New Train Departure And Arrival RSS Feeds
I've updated my train arrival and departure RSS feeds as livedepartureboards.co.uk have changed their page to XHTML strict.
The script relies on screen-scraping, so the change broke the original script. It's welcome to see they are using strict XHTML. I should really rewrite the entire script to use XML parsing now, but I'm lazy, and all that needs changing are a few regular expressions in the original script for it to work.
An example of the feed is shown below in my FeedReader.
Here is the full updated Perl code.
#!/usr/bin/perl -w
## Script to convert train departures from livedepartureboards.co.uk
## into RSS feeds.
## Takes the parameter "stationcode", as defined on the page nationalrail.co.uk
## page - http://www.nationalrail.co.uk/frameset.asp?location=ldb
##
## Changed from the original to understand their lovely new XHTML site.
##
## Robert Price - www.robertprice.co.uk - 7 December 2004
use strict;
use CGI;
use HTTP::Request;
use LWP::UserAgent;
use XML::RSS;
## Take the stationcode parameter, else default to COL (Colchester)
my $CGI = new CGI;
my $stationcode = $CGI->param('stationcode') || 'COL';
## The URL we have to screen scrape for the information.
my $url = 'http://www.livedepartureboards.co.uk/ldb/summary.aspx?T=' . $stationcode;
## Create our new browser, and pretend to be IE.
my $ua = LWP::UserAgent->new;
$ua->agent("Mozilla/4.0 (compatible; MSIE 6.0; Windows NT 5.1)");
## Get the data from the livedeartureboards.co.uk website.
my $req = HTTP::Request->new(GET => $url);
$req->header('Accept' => 'text/html');
my $res = $ua->request($req);
if ($res->is_success) {
my $page = $res->content;
## Get the station name and when the board was last updated.
my ($updated) = ($page =~ m[Last updated: (.*?)</td>]sg);
my ($station_name) = ($page =~ m[<h1>Train Times for (.*?)</h1>]sg);
## Create our RSS data, update every 10 minutes.

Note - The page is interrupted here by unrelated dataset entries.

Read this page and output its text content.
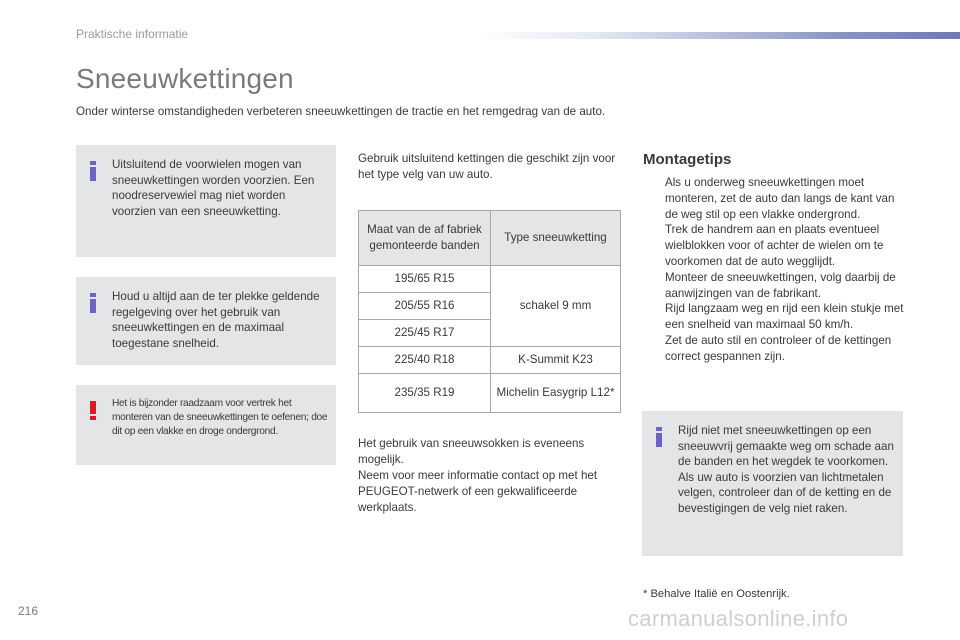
Praktische informatie
Sneeuwkettingen

Onder winterse omstandigheden verbeteren sneeuwkettingen de tractie en het remgedrag van de auto.

Uitsluitend de voorwielen mogen van sneeuwkettingen worden voorzien. Een noodreservewiel mag niet worden voorzien van een sneeuwketting.

Houd u altijd aan de ter plekke geldende regelgeving over het gebruik van sneeuwkettingen en de maximaal toegestane snelheid.

Het is bijzonder raadzaam voor vertrek het monteren van de sneeuwkettingen te oefenen; doe dit op een vlakke en droge ondergrond.

Gebruik uitsluitend kettingen die geschikt zijn voor het type velg van uw auto.

Maat van de af fabriek gemonteerde banden	Type sneeuwketting
195/65 R15	schakel 9 mm
205/55 R16	
225/45 R17	
225/40 R18	K-Summit K23
235/35 R19	Michelin Easygrip L12*

Het gebruik van sneeuwsokken is eveneens mogelijk.

Neem voor meer informatie contact op met het PEUGEOT-netwerk of een gekwalificeerde werkplaats.

Montagetips
Als u onderweg sneeuwkettingen moet monteren, zet de auto dan langs de kant van de weg stil op een vlakke ondergrond.
Trek de handrem aan en plaats eventueel wielblokken voor of achter de wielen om te voorkomen dat de auto wegglijdt.
Monteer de sneeuwkettingen, volg daarbij de aanwijzingen van de fabrikant.
Rijd langzaam weg en rijd een klein stukje met een snelheid van maximaal 50 km/h.
Zet de auto stil en controleer of de kettingen correct gespannen zijn.

Rijd niet met sneeuwkettingen op een sneeuwvrij gemaakte weg om schade aan de banden en het wegdek te voorkomen. Als uw auto is voorzien van lichtmetalen velgen, controleer dan of de ketting en de bevestigingen de velg niet raken.

* Behalve Italië en Oostenrijk.

216	carmanualsonline.info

my $rss = new XML::RSS (version => '1.0');
$rss->channel(
title => $station_name . ' Train Departures',
link => 'http://www.nationalrail.co.uk/',
description => 'Train times from ' . $station_name,
syn => {
updatePeriod => 'hourly',
updateFrequency => '6'
},
);
## Monster regex to extract the data.
while ($page =~ m[<tr.*?>\r\n<td><a href="(.*?)">(.*?)</a></td>\r\n<td.*?>(.*?)</td>\r\n<td.*?>(.*?)</td>\r\n<td.*?><a href=".*?">(.*?)</a></td>\r\n<td.*?>(.*?)</td>\r\n<td.*?>(.*?)</td>\r\n<td.*?><a href=".*?">(.*?)</a></td>\r\n</tr>]sg) {
## Build a hash to store the information in.
my $train = {
'link' => 'http://www.livedepartureboards.co.uk/ldb/' . $1,
'from' => $2,
'timetabled_arrival' => $3,
'expected_arrival' => $4,
'to' => $5,
'timetabled_departure' => $6,
'expected_departure' => $7,
'operator' => $8
};
## Add the train departure to the RSS feed.
$rss->add_item(
title => ($train->{'timetabled_departure'} ? $train->{'timetabled_departure'} . ' to ' : '') . $train->{'to'} . ($train->{'expected_departure'} ? ( ' (' . $train->{'expected_departure'} . ')' ) : ''),
link => $train->{'link'},
description =>
"From: " . $train->{'from'} . ",\n" .
"Timetabled Arrival: " . $train->{'timetabled_arrival'} . ",\n" .
"Expected Arrival: " . $train->{'expected_arrival'} . ",\n" .
"To: " . $train->{'to'} . ",\n" .
"Timetabled Departure: " . $train->{'timetabled_departure'} . ",\n" .
"Expected Departure: " . $train->{'expected_departure'} . ",\n" .
"Operator: " . $train->{'operator'} . "\n",
);
}
## Return the RSS feed, ensuring we have the correct MIME type.
print "Content-type: application/rdf+xml\n\n";
print $rss->as_string;
}
Just install it as a CGI script on your webserver, and point your RSS reader at it. You'll need to add your station code as the stationcode parameter, codes can be found on the National Rail website's station code page.